1.の重み付き和を計算する部分は、パーセプトロンと同じである。 バイアス(bias)は、各ノードにおいて、入力信号に対して計算された重み付き和に各ノード固有の定数を加えることに対応している。

実際には、ノードや層が複数定義されているため、より正確に式で書くと以下のようになる: 第\(l\)層の\(k\)番目のノードに着目した際の出力を\(z_k^{(l)}\)と表記することにすると、

\[\begin{split} \begin{aligned} u_k^{(l)} & = \sum_{i=1}^{n_{l-1}} w_{ki}^{(l)}z_i^{(l-1)} + b_k^{(l)}\\ z_k^{(l)} & = g(u_k^{(l)}) \end{aligned} \end{split}\]

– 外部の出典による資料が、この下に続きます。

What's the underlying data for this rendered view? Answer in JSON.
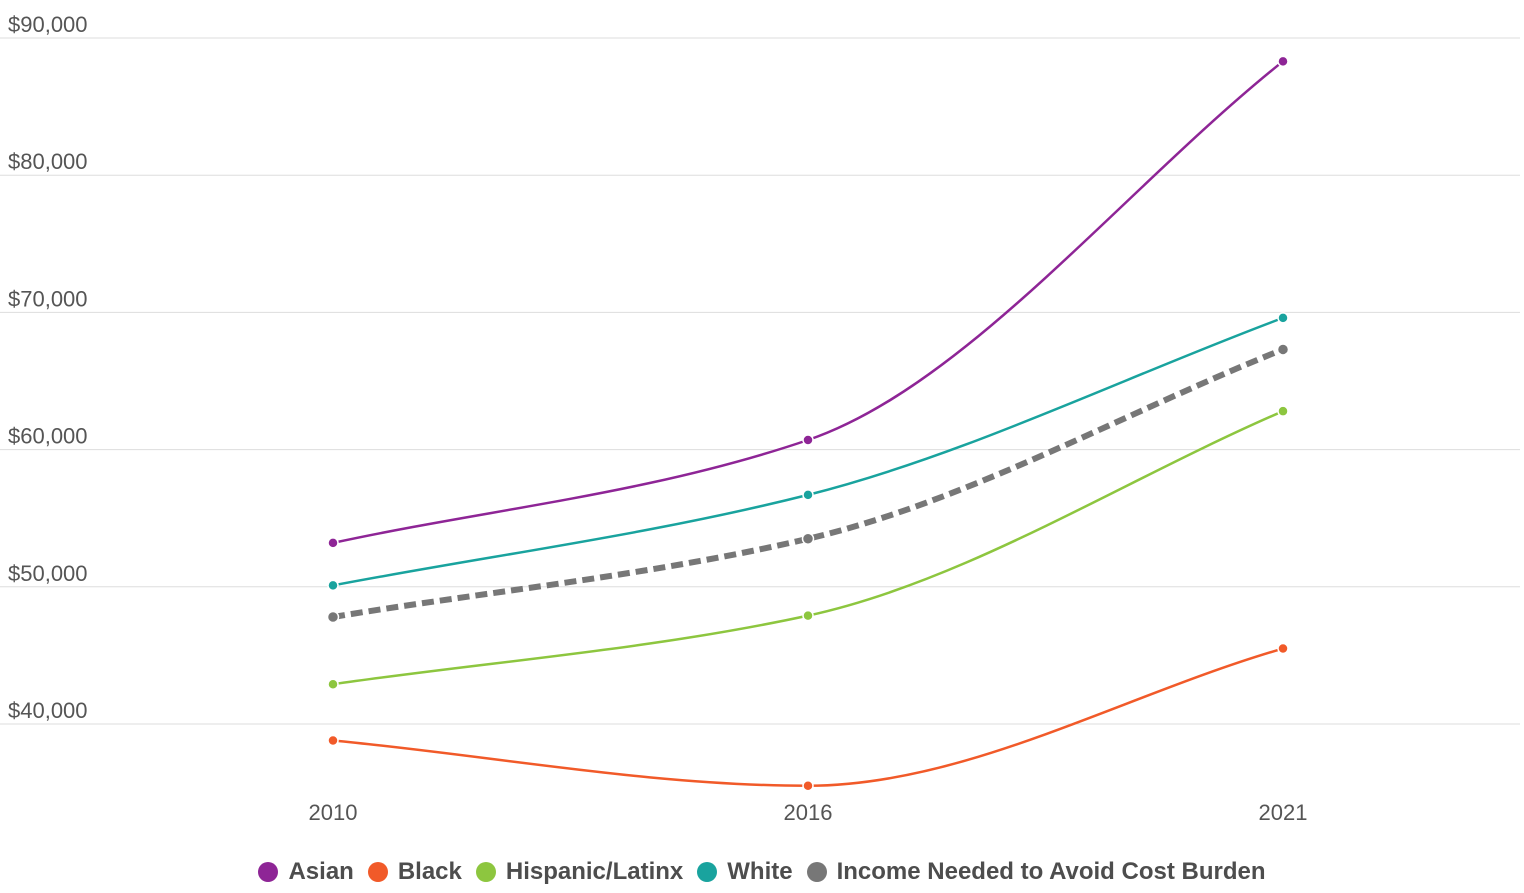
{
  "chart_data": {
    "type": "line",
    "x": [
      "2010",
      "2016",
      "2021"
    ],
    "ylim": [
      35000,
      90000
    ],
    "yticks": [
      40000,
      50000,
      60000,
      70000,
      80000,
      90000
    ],
    "ytick_labels": [
      "$40,000",
      "$50,000",
      "$60,000",
      "$70,000",
      "$80,000",
      "$90,000"
    ],
    "grid": true,
    "legend_position": "bottom",
    "series": [
      {
        "name": "Asian",
        "color": "#8e2596",
        "dashed": false,
        "values": [
          53200,
          60700,
          88300
        ]
      },
      {
        "name": "Black",
        "color": "#f15a29",
        "dashed": false,
        "values": [
          38800,
          35500,
          45500
        ]
      },
      {
        "name": "Hispanic/Latinx",
        "color": "#8dc63f",
        "dashed": false,
        "values": [
          42900,
          47900,
          62800
        ]
      },
      {
        "name": "White",
        "color": "#19a39e",
        "dashed": false,
        "values": [
          50100,
          56700,
          69600
        ]
      },
      {
        "name": "Income Needed to Avoid Cost Burden",
        "color": "#777777",
        "dashed": true,
        "values": [
          47800,
          53500,
          67300
        ]
      }
    ]
  }
}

と書くことができる。 単一のノードに着目するのではなく、単一の層に着目する表記に直すには \(l\)層のノードの数\(n_{l}\)を用いて、各ノードの出力をベクトルの成分、重みを行列の成分として表記するとよい:

\[\begin{split} \begin{aligned} \boldsymbol{u}^{(l)} &= \boldsymbol{W}^{(l)}\boldsymbol{z}^{(l-1)} + \boldsymbol{b}^{(l)}\\ \boldsymbol{z}^{(l)} &= g(\boldsymbol{u}^{(l)}) \end{aligned} \end{split}\]

それぞれの重み \(W^{(l)}\) は、ノードへの入力の次元(= \(n_{l-1}\))×ノードからの出力の次元(= \(n_{l}\))を持つ行列である。 各ノードで行なう \(Wz + b\) の計算は、線形変換と平行移動に相当する演算で、より一般にはAffine変換と呼ばれる。このことから、全結合ニューラルネットワークのことをAffine Layerなどと呼ぶこともある。

2.の操作に現れた活性化関数については、後で詳しく述べるが、 入力の重み付き和(+バイアス)に対して、非線形な関数を適用することで、 より複雑な関数を表現することができるようになる。 パーセプトロンは、この活性化関数が単純なステップ関数である場合に相当する。

パーセプトロンと上のニューラルネットワークの大きな違いは、構造や一般化(バイアス・活性化関数)はもちろんだが、 各ノードの出力が0か1の2値ではなく任意の実数をとりうる(つまり出力の値も一般化している)ことである。 これにより、最終的な出力を2値だけに限定することなく、 より複数の"クラス"に対する真偽値を判定する、あるいは連続値を出力しクラスに属する"確率"を計算する、 ピクセルの画素値を推定する、といった、より複雑な出力に対応することができる。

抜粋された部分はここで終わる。